Another possible reason why the audience can be confused is the interdisciplinary nature of mixed media in my work. In the 1960s the boundaries between different art forms began to blur as a counter-cultural artistic movement focused on “making processes” by disregarding the delineation of discrete disciplines (Cox, 2008: 207; Salter, 2010: 154; Rosenberg, 2017: 2). Foster writes how in the dance world “the terms choreography and choreographers have undergone yet another set of modifications due to the changing nature of dance composition and performance” since the 1960s (2011: 36). Daniel Nagrin and Anna Halprin, for instance, used improvisation in their choreography and referred to themselves as directors, rather than choreographers. In addition, artists from the London School of Contemporary Dance explored new sources for movement and arranged them with other art forms such as sculpture, film, or spoken and recorded text. This resulted in them crediting works as ‘conceived by’, ‘directed by’ or ‘arranged by’, instead of ‘choreographed by’ (Forster, 2011: 36). I find a similar concern in the composer Earle Brown’s graphic score December 1952 in which he writes that his predominant influences are the works of Alexander Calder and Jackson Pollock. Calder’s works are carefully constructed but mobile, whereas Pollock’s work is abstract but physical and direct (Brown, 2008: 189–190). Brown writes that:

I felt that the realizable concepts of physical and conceptual “mobility” in relation to the graphic input by me was a practical and creatively ambiguous stimulus to performer involvement and sonic creativity. This is not an abandonment of composer responsibility but the musical result inherent in a provoked, multicreative, “synergistic” interaction of the composer’s concept, the graphic score, the performer’s realization, and the audience. Not one of them is independent of the others; there exists, rather, a truly collaborative, creative synergy. … What interests me is to find the degree of conditioning (of conception, of notation, and of realization) that will balance the work between the points of control and noncontrol. At that point, the work, the performer, and I will most clearly exist – both as entities and identities. (Brown, 2008: 190)

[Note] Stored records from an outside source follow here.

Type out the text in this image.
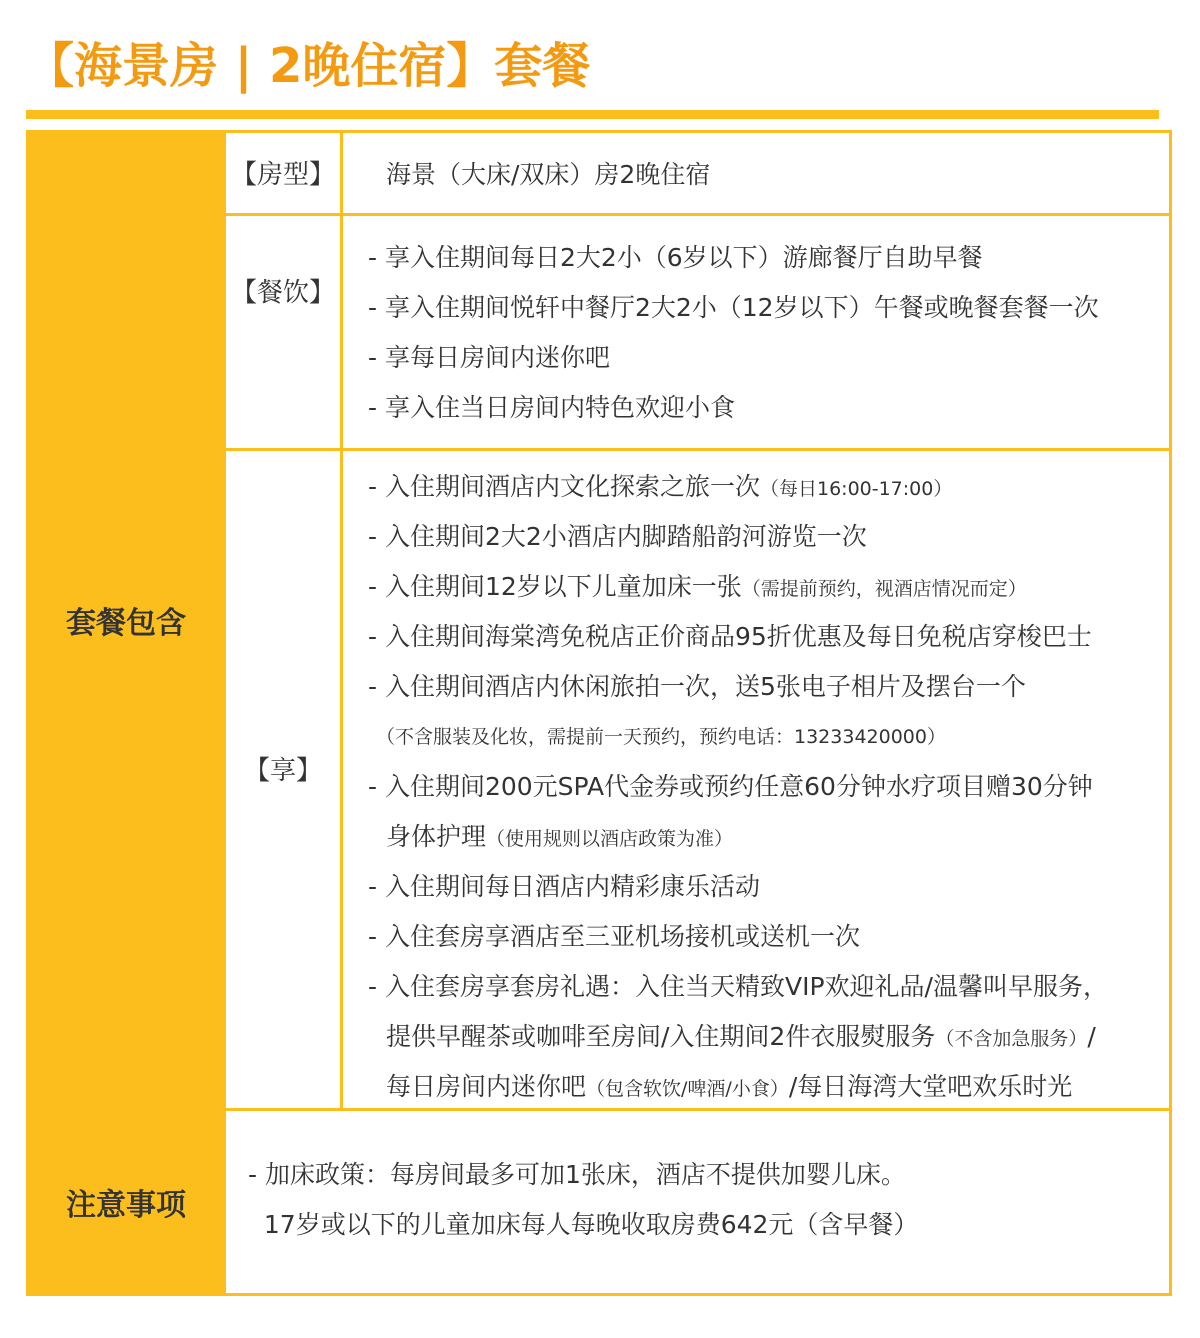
【海景房 | 2晚住宿】套餐
套餐包含
注意事项
【房型】 海景（大床/双床）房2晚住宿
【餐饮】
- 享入住期间每日2大2小（6岁以下）游廊餐厅自助早餐
- 享入住期间悦轩中餐厅2大2小（12岁以下）午餐或晚餐套餐一次
- 享每日房间内迷你吧
- 享入住当日房间内特色欢迎小食
【享】
- 入住期间酒店内文化探索之旅一次（每日16:00-17:00）
- 入住期间2大2小酒店内脚踏船韵河游览一次
- 入住期间12岁以下儿童加床一张（需提前预约，视酒店情况而定）
- 入住期间海棠湾免税店正价商品95折优惠及每日免税店穿梭巴士
- 入住期间酒店内休闲旅拍一次，送5张电子相片及摆台一个
（不含服装及化妆，需提前一天预约，预约电话：13233420000）
- 入住期间200元SPA代金券或预约任意60分钟水疗项目赠30分钟
身体护理（使用规则以酒店政策为准）
- 入住期间每日酒店内精彩康乐活动
- 入住套房享酒店至三亚机场接机或送机一次
- 入住套房享套房礼遇：入住当天精致VIP欢迎礼品/温馨叫早服务，
提供早醒茶或咖啡至房间/入住期间2件衣服熨服务（不含加急服务）/
每日房间内迷你吧（包含软饮/啤酒/小食）/每日海湾大堂吧欢乐时光
- 加床政策：每房间最多可加1张床，酒店不提供加婴儿床。
17岁或以下的儿童加床每人每晚收取房费642元（含早餐）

Reading Brown’s statement, I can see his effort to combine two different ideas – constantly evolving abstract composition and physically concrete performative nature – that his graphic score bridges (Figure 1.27). Similarly, I wanted to provide “stimulus” to my collaborating dancers to draw our abstract creative ideas together into our corporeal dance and sound performance. My use of physical stimuli through Gametrak controllers and other physical elements such as chairs in Temporal and the unusual performance space in The Music Room was my attempt to look for a “balance of control and noncontrol” by which to devise abstract movement and sound art in collaboration.

Still the terms choreographer and composer have been used in the traditional sense for the convenience of crediting someone’s work to public. However, as the future form of music and dance performance has been predicted as more complex format as they have evolved with other media (Percival, 1971: 17–18), I find it hard to define the collaborative multi-creative nature of my role solely within the term ‘composer’. It implies a hierarchical relationship with performers and a division of work between composer and choreographer that I do not identify with in my work. While I initiate the idea, establish parameters and intervene throughout in the development of the choreographic sound composition processes, I credit my role as ‘concept and direction’ throughout my portfolio to acknowledge the deliberate blurring of traditional roles in my work. 

Figure 1.27: Earle Brown’s graphic score for December 1952.